Qualche esempio: mesi e mesi di “bacioni” e “vi voglio bene,” (tutto mutuato dalla comunicazione di Berlusconi dei tempi migliori, tra l’altro) per poi mettere foto con armi e avvertimenti ai “nemici”; la mattina una strage in Sri Lanka—perfetta per la narrazione del terrorismo anti-cristiano—e invece tutta l’attenzione va a finire su un post dello stesso Morisi; la cattedrale di Notre-Dame a Parigi brucia e, invece di parlare di un simbolo della cristianità che “scompare”, Salvini fa un post sul Grande Fratello. Quante stupende occasioni sprecate per un genio della comunicazione, no?

L’unica vera tattica di Morisi e Salvini sembra essere l’ossessiva ricerca dell’occupazione dello spazio mediatico, alzando sempre di più i toni per restare al centro dell’attenzione. Del resto il ministro-influencer è proprio questo, dato che Salvini è il prodotto politico di se stesso.

Quello che gli mancano sono i contenuti; quei nodi che, bene o male, in politica devono prima o poi tornare al pettine. Tra un po’ le tasse si alzeranno, anche se aveva detto di no; tra un po’, la gente si accorgerà che il lavoro continua a mancare, anche se si erano fatte altre promesse; e tra un po’, ci si renderà conto anche che nessuna delle emergenze che la destra s’è inventata in questi anni è mai stata risolta.
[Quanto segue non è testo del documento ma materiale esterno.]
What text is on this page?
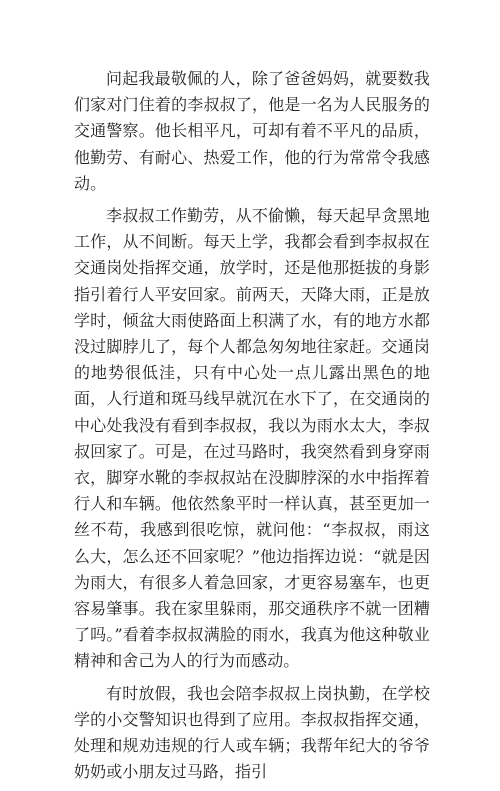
问起我最敬佩的人，除了爸爸妈妈，就要数我们家对门住着的李叔叔了，他是一名为人民服务的交通警察。他长相平凡，可却有着不平凡的品质，他勤劳、有耐心、热爱工作，他的行为常常令我感动。

李叔叔工作勤劳，从不偷懒，每天起早贪黑地工作，从不间断。每天上学，我都会看到李叔叔在交通岗处指挥交通，放学时，还是他那挺拔的身影指引着行人平安回家。前两天，天降大雨，正是放学时，倾盆大雨使路面上积满了水，有的地方水都没过脚脖儿了，每个人都急匆匆地往家赶。交通岗的地势很低洼，只有中心处一点儿露出黑色的地面，人行道和斑马线早就沉在水下了，在交通岗的中心处我没有看到李叔叔，我以为雨水太大，李叔叔回家了。可是，在过马路时，我突然看到身穿雨衣，脚穿水靴的李叔叔站在没脚脖深的水中指挥着行人和车辆。他依然象平时一样认真，甚至更加一丝不苟，我感到很吃惊，就问他：“李叔叔，雨这么大，怎么还不回家呢？”他边指挥边说：“就是因为雨大，有很多人着急回家，才更容易塞车，也更容易肇事。我在家里躲雨，那交通秩序不就一团糟了吗。”看着李叔叔满脸的雨水，我真为他这种敬业精神和舍己为人的行为而感动。

有时放假，我也会陪李叔叔上岗执勤，在学校学的小交警知识也得到了应用。李叔叔指挥交通，处理和规劝违规的行人或车辆；我帮年纪大的爷爷奶奶或小朋友过马路，指引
La foto col mitra perché non si parli di Siri è un’idea stupida e infantile, perché non si tratta di un caso puramente mediatico, ma che coinvolge la magistratura e di cui, forse per una volta, anche il Movimento 5 Stelle potrebbe chiedere conto.

Ma aver deviato l’attenzione dei social per un paio di ore non ferma le inchieste, di cui i giornali torneranno a parlare: è il colpo estemporaneo di una persona che non sembra in grado di gestire l’impatto di uno scandalo e reagisce d’istinto, come uno che fa il social media manager a tempo perso, e spera che le persone si dimentichino in fretta di tutto.